15.      Fatta tale precisazione, l’analisi della differenza di trattamento fiscale posta in essere dalla normativa danese verterà su quattro punti, dei quali solo gli ultimi due necessiteranno di considerazioni sostanziali. Infatti, mentre è pacifico che è la libertà di circolazione dei capitali a risultare rilevante nella presente causa (A) e che la normativa danese costituisce una restrizione a tale libertà (B), la comparabilità della situazione degli OICVM residenti e non residenti in Danimarca (C) e i motivi di giustificazione di tale restrizione (D) sono questioni più spinose, come è emerso dalle discussioni dinanzi alla Corte.

A.      Sull’applicazione della libera circolazione dei capitali

16.      Come traspare dal testo della questione pregiudiziale, il giudice del rinvio esprime dubbi sulla scelta della libertà in relazione alla quale la normativa di cui al procedimento principale deve essere valutata. Più precisamente, il giudice del rinvio si chiede se la normativa danese sia contraria all’articolo 56 CE (divenuto articolo 63 TFUE) sulla libera circolazione dei capitali, oppure all’articolo 49 CE (divenuto articolo 56 TFUE) sulla libera prestazione dei servizi.

17.      In conformità alla giurisprudenza, per determinare se una normativa nazionale rientri nell’una o nell’altra delle libertà fondamentali garantite dal Trattato CE, occorre prendere in considerazione l’oggetto della normativa di cui al procedimento principale (6).

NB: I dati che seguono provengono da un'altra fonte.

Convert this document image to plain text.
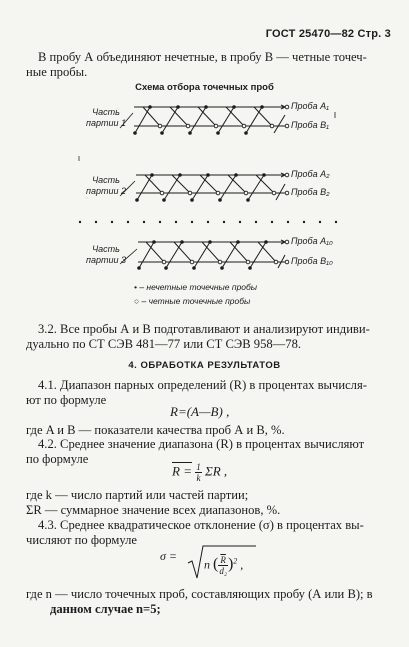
ГОСТ 25470—82 Стр. 3
В пробу А объединяют нечетные, в пробу В — четные точеч-
ные пробы.
Схема отбора точечных проб
Часть
партии 1
Часть
партии 2
Часть
партии 3
Проба A₁
Проба B₁
Проба A₂
Проба B₂
Проба A₁₀
Проба B₁₀
• – нечетные точечные пробы
○ – четные точечные пробы
3.2. Все пробы А и В подготавливают и анализируют индиви-
дуально по СТ СЭВ 481—77 или СТ СЭВ 958—78.
4. ОБРАБОТКА РЕЗУЛЬТАТОВ
4.1. Диапазон парных определений (R) в процентах вычисля-
ют по формуле
R=(A—B) ,
где A и B — показатели качества проб А и В, %.
4.2. Среднее значение диапазона (R) в процентах вычисляют
по формуле
$R = \frac{1}{k}$ ΣR ,
где k — число партий или частей партии;
ΣR — суммарное значение всех диапазонов, %.
4.3. Среднее квадратическое отклонение (σ) в процентах вы-
числяют по формуле
σ =
n ( $\frac{\overline{R}}{\text{d₂}} )^2$ ,
где n — число точечных проб, составляющих пробу (А или В); в
данном случае n=5;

18.      A tal riguardo, la normativa danese non verte sulle condizioni di accesso degli OICVM non residenti al mercato di uno Stato membro, nella specie il Regno di Danimarca, bensì sul trattamento fiscale dei redditi di tali organismi, il quale grava pertanto direttamente sugli investimenti che essi effettuano in Danimarca. Questa semplice constatazione potrebbe già bastare, a mio avviso, a escludere l’applicabilità della libera prestazione dei servizi.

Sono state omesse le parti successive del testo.